Anselm regularly contributes to the New York Times and other major publications, which now require that photographers take strict precautions to protect their safety and the safety of their subjects. “I now wear a mask and gloves any time I leave the house to work and have been requesting to meet subjects outside on the street or in parks as opposed to entering their homes, if possible,” he says. “I’m also obsessively conscious now about everything I touch and have found ways to work on the streets for hours without touching anything—something I wouldn’t have even given a second thought about last month.”

The Los Angeles-based photographer Philip Cheung has had a different experience, however. After he was commissioned by The New York Times to photograph how the pandemic affected popular public spaces around Los Angeles once a “safer-at home” order was issued, he was surprised by the “indifferent” attitude people had toward the outbreak.

“They didn’t—and many still don’t—seem to grasp the seriousness of what is happening on a personal and community level,” he says.


The Pacific Park amusement park in Santa Monica, California, during the coronavirus pandemic, March 2020
Philip Cheung

Nine more people have died after contracting Covid-19 in Los Angeles County, bringing the death toll to 21, public health officials announced Thursday. The county has now reported 1,216 confirmed cases of the virus.

The pandemic has had a profound impact on Cheung’s work, as various commissions in the US and abroad were cancelled. “I’ve always been prepared for slowdowns throughout the year by maintaining savings for emergencies and having a diversified income flow, such as gallery sales and image licensing alongside my commissions, [but] this time I’m uncertain and worry about when and if the industry will recover,” he says. Looking on the bright side, he says the slowdown has given him a chance to develop new project ideas.

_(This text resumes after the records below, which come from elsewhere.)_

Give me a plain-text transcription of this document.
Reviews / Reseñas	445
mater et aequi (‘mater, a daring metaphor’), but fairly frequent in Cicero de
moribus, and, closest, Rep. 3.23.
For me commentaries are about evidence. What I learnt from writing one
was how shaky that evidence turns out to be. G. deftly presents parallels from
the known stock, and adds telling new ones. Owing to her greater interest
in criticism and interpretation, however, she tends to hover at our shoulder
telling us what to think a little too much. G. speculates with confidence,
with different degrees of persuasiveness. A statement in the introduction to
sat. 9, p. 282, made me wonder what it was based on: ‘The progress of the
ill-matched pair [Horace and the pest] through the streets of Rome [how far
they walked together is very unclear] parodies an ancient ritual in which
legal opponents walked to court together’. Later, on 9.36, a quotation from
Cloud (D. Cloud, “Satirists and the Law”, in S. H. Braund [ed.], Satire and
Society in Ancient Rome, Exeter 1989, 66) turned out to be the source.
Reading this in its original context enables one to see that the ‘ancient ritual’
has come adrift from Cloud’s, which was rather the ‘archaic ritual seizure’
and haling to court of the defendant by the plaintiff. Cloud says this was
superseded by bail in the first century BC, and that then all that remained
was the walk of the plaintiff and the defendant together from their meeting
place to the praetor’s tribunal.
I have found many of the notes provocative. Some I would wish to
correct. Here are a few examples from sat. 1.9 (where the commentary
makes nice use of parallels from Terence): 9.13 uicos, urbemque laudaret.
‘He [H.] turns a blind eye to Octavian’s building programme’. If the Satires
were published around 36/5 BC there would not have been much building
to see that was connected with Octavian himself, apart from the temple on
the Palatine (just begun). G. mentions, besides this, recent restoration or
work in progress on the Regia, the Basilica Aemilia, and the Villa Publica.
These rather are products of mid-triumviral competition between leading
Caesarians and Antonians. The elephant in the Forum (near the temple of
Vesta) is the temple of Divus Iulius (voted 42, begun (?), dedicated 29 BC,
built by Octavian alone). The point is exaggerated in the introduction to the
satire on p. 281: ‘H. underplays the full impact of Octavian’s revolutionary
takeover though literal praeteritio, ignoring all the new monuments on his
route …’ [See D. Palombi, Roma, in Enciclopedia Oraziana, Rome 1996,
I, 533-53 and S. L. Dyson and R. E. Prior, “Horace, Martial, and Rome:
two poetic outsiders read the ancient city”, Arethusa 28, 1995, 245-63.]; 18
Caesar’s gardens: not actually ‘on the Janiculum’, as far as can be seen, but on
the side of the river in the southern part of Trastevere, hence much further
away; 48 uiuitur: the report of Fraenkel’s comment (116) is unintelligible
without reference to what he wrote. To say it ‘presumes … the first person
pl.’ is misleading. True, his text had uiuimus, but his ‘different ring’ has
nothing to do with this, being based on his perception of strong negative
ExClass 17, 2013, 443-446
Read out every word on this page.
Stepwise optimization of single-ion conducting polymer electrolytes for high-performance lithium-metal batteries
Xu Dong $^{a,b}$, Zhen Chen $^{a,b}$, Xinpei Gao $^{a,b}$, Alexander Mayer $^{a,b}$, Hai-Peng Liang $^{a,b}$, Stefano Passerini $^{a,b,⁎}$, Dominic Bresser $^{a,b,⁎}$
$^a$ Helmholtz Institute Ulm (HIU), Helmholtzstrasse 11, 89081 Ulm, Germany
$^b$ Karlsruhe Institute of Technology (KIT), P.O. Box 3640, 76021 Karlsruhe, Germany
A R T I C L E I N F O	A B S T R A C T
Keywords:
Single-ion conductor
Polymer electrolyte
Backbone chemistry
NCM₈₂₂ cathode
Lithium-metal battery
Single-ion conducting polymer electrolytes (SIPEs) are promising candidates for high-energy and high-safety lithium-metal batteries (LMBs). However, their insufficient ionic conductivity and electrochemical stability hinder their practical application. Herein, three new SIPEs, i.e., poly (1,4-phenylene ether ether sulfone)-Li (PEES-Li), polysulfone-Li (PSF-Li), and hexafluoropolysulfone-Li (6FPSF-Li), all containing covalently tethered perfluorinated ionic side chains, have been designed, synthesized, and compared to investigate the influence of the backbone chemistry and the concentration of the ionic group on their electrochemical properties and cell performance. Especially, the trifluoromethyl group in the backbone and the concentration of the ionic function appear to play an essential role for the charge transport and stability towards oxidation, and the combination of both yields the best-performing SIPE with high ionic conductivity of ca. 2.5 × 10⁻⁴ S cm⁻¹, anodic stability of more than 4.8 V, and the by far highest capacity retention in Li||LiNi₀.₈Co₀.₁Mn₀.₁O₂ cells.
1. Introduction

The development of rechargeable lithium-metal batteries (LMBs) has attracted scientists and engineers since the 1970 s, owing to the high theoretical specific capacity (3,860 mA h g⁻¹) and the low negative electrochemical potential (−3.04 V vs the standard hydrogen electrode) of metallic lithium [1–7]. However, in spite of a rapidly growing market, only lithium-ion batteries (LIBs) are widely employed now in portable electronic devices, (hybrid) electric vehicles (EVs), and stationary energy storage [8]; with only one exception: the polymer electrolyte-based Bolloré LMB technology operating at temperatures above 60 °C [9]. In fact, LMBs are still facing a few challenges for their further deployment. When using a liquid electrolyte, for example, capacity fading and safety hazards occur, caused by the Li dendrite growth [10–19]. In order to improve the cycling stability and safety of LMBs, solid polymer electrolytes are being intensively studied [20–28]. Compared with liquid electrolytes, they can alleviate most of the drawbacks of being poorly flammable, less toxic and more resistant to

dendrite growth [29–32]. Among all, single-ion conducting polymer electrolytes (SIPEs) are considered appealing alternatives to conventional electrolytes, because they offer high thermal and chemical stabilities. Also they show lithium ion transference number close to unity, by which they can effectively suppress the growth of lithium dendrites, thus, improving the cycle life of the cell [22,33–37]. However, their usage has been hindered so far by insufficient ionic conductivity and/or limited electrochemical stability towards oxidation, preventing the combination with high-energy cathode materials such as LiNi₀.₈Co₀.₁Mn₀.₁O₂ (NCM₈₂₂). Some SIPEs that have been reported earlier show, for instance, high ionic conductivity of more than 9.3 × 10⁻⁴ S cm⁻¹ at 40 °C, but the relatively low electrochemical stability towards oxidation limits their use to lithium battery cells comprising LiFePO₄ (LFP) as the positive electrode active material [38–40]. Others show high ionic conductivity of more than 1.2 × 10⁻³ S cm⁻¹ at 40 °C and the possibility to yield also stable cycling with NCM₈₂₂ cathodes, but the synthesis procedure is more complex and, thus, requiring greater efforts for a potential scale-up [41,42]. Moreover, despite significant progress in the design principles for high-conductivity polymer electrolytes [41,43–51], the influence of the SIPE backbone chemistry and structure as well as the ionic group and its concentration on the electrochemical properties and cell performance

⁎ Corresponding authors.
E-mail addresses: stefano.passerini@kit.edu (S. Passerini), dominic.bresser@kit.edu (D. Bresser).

The New York-based street photographer James Maher says he has “no interest in capturing the city empty or in detail at a horrible point like this”, and is opting to self-isolate with his family instead.

“The city is meant to be full of people and life and that’s how I want to capture it and think of it,” he says. “This is a temporary time in the history of the city and it’s one that I would rather not remember.”

Maher stopped his normal urban landscape projects around two weeks ago, but did capture some photographs related to the virus taken around his neighbourhood, which he shared exclusively with The Art Newspaper.


A man “shelters in place” in his home in New York
James Maher

Alyssa Shuckar , a Washington DC-based photographer, is similarly sobered by the virus. Like many independent photographers, she has seen her income “nearly zero out”, and has lost commissions and postponed photography workshops.

“So much of our momentum and hard work seems suddenly halted, but I keep thinking that this is a good opportunity to live a little more quietly and to reflect on what really matters to us and why we do what we do,” she says. “Our collective vulnerability reminds us of our responsibility to be moral and decent to one another, to take responsibility for our actions and to flatten the curve.” An unusually quiet photograph of the National Mall is one of the more unsettling images she has captured since the outbreak.

Meanwhile, as the global number of infections surpasses 500,000, the Netherlands’s Droom en Daad Foundation in Rotterdam has commissioned five photographers—Khalid Amakran, Loes van Duijvendijk, Willem de Kam, Geisje van der Linden and Marwan Magroun—to photograph the city during the pandemic.

“The measures that have been taken to control the coronavirus outbreak impact daily life around the city in a major way [and] these five photographers will capture how the people in Rotterdam are impacted by these measures,” the foundation says in a statement.


The photographer Loes van Duijvendijk captured abandoned construction containers behind the Erasmus University Medical Center in Rotterdam
Loes van Duijvendijk/Droom en Daad Foundation

The photographers will create a series of ten images from March until the beginning of May, which will be acquired by the Municipal Archives of Rotterdam and presented in a publication or exhibition. The project also aims to support freelance artists, a substantial part of the cultural sector.

Freelancers “often have limited reserves, and due to the coronavirus pandemic, in many cases their income has come to a complete standstill”, the foundation says. “On the one hand, the foundation wants to make sure this historic period in time is captured, and, on the other, aims to support photographers who are affected greatly by the current crisis.”